Speaking of those many plots, Versailles’ new season finds Louis basking in victory after the war against William of Orange, but still hungry for expansion and what’s next for France. While he negotiates with Leopold for control of even more of Europe, he continues to levy taxes on his already poor countrymen, ones who (especially in Paris) are pretty fed up with it. It sows the seeds of revolution without, of course, taking us to that point, but it’s also the first time the show has spent significant time in the streets of Paris. Louis’ desires and his negotiations also cause him to stop being so open to the idea of Protestants living freely among the Catholics of France, as he cozies up to the Pope for more influence. As always, Versailles is always full of scheming, gossip, and the machinations of those in power who desire more of it, and yet we still feel for Louis, who Blagden always makes both confident and vulnerable — a potent combination that keeps him both kingly and (more essentially) human.

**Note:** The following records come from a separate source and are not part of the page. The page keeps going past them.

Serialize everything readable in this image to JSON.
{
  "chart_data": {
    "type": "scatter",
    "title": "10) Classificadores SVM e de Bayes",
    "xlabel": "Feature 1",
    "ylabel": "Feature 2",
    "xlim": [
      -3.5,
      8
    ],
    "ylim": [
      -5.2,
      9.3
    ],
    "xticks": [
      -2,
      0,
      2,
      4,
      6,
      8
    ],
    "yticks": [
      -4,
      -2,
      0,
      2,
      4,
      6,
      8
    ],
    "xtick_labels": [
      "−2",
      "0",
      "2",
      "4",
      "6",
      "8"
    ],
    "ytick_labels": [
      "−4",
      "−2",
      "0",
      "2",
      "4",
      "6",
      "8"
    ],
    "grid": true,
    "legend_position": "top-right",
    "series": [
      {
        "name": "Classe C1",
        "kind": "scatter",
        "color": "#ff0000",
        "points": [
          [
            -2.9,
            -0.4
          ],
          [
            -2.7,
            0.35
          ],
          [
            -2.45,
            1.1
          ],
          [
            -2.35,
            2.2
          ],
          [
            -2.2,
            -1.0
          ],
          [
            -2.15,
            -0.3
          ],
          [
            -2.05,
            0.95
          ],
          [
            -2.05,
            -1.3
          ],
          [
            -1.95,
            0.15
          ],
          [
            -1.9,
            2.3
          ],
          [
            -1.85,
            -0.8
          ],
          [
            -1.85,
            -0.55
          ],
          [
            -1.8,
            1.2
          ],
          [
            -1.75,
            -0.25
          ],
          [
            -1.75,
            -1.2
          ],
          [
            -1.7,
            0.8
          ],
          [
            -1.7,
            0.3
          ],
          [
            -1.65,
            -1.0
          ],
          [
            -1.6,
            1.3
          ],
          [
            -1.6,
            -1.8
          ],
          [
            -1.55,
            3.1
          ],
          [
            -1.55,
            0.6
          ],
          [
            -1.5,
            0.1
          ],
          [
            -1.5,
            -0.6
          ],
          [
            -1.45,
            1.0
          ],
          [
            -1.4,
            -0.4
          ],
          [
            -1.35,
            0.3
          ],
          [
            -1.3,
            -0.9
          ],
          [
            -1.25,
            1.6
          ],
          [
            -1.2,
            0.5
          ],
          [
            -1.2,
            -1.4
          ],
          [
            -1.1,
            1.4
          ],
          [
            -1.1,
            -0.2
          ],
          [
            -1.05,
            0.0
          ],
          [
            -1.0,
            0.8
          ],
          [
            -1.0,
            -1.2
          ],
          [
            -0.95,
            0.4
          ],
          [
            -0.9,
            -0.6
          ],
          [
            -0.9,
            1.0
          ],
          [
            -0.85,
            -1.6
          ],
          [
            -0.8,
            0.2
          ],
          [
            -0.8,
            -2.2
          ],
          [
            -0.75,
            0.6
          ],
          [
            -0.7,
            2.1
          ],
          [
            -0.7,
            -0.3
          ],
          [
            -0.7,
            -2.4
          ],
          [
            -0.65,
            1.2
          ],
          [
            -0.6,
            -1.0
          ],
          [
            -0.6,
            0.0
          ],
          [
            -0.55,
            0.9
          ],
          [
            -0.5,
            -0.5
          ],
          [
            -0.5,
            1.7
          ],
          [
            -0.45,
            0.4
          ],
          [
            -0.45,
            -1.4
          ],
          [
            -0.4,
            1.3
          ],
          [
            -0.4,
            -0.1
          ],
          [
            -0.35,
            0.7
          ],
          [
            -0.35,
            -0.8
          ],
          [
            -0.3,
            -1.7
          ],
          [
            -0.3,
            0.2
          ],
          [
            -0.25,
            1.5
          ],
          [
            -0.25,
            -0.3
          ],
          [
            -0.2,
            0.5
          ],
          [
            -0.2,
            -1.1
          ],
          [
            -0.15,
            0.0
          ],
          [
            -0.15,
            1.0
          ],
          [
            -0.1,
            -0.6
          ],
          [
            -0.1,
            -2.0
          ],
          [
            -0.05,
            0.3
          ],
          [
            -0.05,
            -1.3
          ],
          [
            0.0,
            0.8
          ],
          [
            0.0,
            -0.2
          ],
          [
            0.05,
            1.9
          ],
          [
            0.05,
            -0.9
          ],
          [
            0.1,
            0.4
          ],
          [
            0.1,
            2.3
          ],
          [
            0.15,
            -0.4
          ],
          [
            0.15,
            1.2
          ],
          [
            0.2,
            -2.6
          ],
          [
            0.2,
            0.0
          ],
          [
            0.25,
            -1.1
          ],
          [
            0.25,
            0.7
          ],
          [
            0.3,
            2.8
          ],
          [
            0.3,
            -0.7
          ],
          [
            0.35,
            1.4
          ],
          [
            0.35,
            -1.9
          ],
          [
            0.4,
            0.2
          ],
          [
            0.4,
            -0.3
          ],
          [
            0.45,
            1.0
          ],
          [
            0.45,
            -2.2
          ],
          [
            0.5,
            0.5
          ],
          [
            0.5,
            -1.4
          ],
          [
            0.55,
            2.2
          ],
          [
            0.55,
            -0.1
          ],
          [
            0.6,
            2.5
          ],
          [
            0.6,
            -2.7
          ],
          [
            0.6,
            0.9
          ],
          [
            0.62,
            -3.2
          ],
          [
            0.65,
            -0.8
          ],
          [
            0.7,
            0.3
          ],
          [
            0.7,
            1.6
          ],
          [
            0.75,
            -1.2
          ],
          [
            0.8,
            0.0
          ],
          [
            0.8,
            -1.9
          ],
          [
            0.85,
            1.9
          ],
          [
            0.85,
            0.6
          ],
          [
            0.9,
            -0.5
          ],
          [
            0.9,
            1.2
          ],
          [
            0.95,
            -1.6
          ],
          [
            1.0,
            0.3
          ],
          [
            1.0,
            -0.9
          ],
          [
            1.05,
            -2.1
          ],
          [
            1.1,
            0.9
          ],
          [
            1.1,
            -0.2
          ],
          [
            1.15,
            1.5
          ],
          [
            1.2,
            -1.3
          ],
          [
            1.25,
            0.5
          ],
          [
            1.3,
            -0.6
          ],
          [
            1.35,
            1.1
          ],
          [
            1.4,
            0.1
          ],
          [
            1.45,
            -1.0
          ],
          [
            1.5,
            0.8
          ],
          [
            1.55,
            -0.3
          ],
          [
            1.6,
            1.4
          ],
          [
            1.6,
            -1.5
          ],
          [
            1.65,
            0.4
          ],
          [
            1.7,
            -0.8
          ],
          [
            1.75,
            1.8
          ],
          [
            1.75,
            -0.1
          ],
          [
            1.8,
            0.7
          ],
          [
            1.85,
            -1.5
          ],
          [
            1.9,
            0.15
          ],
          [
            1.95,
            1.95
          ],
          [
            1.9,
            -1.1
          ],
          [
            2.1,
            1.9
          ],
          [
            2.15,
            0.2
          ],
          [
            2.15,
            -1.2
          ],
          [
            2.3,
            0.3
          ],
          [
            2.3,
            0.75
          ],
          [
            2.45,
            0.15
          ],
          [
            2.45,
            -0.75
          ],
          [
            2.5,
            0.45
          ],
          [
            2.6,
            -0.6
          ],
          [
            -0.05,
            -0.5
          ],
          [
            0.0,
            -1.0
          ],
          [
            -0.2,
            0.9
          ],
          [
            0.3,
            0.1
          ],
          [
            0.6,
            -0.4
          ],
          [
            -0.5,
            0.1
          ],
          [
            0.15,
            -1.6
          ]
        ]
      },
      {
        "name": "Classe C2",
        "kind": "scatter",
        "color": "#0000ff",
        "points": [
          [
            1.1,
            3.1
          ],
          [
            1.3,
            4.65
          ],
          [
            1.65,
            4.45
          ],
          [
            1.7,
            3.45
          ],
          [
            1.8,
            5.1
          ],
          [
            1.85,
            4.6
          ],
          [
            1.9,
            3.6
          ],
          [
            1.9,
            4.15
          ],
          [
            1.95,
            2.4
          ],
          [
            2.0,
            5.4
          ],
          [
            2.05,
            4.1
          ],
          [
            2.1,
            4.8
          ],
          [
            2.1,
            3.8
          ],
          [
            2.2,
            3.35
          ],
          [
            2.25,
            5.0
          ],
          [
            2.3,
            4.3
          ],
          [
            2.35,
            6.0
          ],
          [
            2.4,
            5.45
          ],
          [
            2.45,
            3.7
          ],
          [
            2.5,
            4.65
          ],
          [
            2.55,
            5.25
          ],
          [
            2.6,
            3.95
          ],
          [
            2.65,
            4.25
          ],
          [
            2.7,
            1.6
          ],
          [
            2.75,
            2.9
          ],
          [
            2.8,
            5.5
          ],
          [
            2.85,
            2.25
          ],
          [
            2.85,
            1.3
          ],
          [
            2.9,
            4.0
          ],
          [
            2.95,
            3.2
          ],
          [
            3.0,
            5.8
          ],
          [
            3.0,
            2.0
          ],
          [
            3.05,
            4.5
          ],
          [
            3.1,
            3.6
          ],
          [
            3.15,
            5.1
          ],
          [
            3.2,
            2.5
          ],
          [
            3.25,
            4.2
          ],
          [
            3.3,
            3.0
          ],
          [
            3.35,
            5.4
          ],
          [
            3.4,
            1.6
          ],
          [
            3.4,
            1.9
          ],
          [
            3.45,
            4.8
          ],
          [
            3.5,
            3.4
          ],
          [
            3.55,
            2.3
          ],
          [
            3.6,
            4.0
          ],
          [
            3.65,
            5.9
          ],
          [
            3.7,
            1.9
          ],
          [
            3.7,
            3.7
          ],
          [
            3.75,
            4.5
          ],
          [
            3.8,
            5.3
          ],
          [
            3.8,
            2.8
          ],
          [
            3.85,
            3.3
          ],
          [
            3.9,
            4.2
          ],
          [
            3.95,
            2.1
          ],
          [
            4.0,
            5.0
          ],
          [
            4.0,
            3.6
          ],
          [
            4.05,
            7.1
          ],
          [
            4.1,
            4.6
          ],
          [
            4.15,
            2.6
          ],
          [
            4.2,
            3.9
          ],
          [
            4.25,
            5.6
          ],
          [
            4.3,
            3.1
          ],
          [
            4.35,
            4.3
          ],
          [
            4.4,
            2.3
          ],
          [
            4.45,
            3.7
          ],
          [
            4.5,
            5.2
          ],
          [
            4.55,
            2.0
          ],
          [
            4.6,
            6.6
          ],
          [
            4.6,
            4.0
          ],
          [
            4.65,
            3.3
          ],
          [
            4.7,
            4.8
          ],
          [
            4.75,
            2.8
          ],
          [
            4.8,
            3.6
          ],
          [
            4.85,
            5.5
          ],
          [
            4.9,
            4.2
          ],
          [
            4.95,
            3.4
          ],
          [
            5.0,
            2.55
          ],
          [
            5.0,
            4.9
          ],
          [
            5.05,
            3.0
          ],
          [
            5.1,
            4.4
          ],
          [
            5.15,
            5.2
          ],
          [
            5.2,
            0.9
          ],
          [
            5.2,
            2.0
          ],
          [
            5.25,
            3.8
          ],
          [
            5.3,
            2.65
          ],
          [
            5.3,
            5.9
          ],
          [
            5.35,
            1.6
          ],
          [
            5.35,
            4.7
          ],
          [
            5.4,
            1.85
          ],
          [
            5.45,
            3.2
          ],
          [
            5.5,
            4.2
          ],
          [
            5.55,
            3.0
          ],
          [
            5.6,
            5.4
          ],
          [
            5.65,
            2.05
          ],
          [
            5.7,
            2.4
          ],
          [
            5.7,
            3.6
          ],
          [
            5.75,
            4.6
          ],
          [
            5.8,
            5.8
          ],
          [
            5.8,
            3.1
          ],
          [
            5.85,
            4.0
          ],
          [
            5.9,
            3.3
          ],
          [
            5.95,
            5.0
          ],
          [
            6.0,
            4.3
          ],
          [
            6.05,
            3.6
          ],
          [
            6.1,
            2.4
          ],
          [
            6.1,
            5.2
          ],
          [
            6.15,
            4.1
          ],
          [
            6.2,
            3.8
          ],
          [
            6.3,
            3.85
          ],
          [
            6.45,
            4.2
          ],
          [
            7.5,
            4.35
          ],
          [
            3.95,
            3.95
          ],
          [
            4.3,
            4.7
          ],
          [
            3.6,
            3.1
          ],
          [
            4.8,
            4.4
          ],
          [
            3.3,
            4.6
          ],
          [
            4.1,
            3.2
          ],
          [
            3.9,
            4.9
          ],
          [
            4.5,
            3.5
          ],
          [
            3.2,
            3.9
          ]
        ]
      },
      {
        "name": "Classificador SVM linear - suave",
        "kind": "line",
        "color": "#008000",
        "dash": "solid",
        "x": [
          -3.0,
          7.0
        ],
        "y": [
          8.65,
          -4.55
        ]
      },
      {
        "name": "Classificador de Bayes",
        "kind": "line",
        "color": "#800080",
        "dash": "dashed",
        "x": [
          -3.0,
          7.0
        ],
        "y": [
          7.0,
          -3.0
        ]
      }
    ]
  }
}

For those who have enjoyed Versailles over its first two seasons, Season 3 will deliver more of the same grandiosity, humor, and courtly intrigue that makes the show so entertaining even when it veers dangerously close to chaos. Versailles is not necessarily high art, but it has never fashioned itself as such. It’s fun, pure and simple, and yet still manages to make us care quite a bit about its main players. It’s never silly, in other words, even though it can be exceptionally melodramatic. But what else on Earth would you want or expect from a series set in such a time as this? It’s Versailles. Everything is meant to be bigger than life.
Versailles returns to Ovation for its final season on Saturday, October 6th.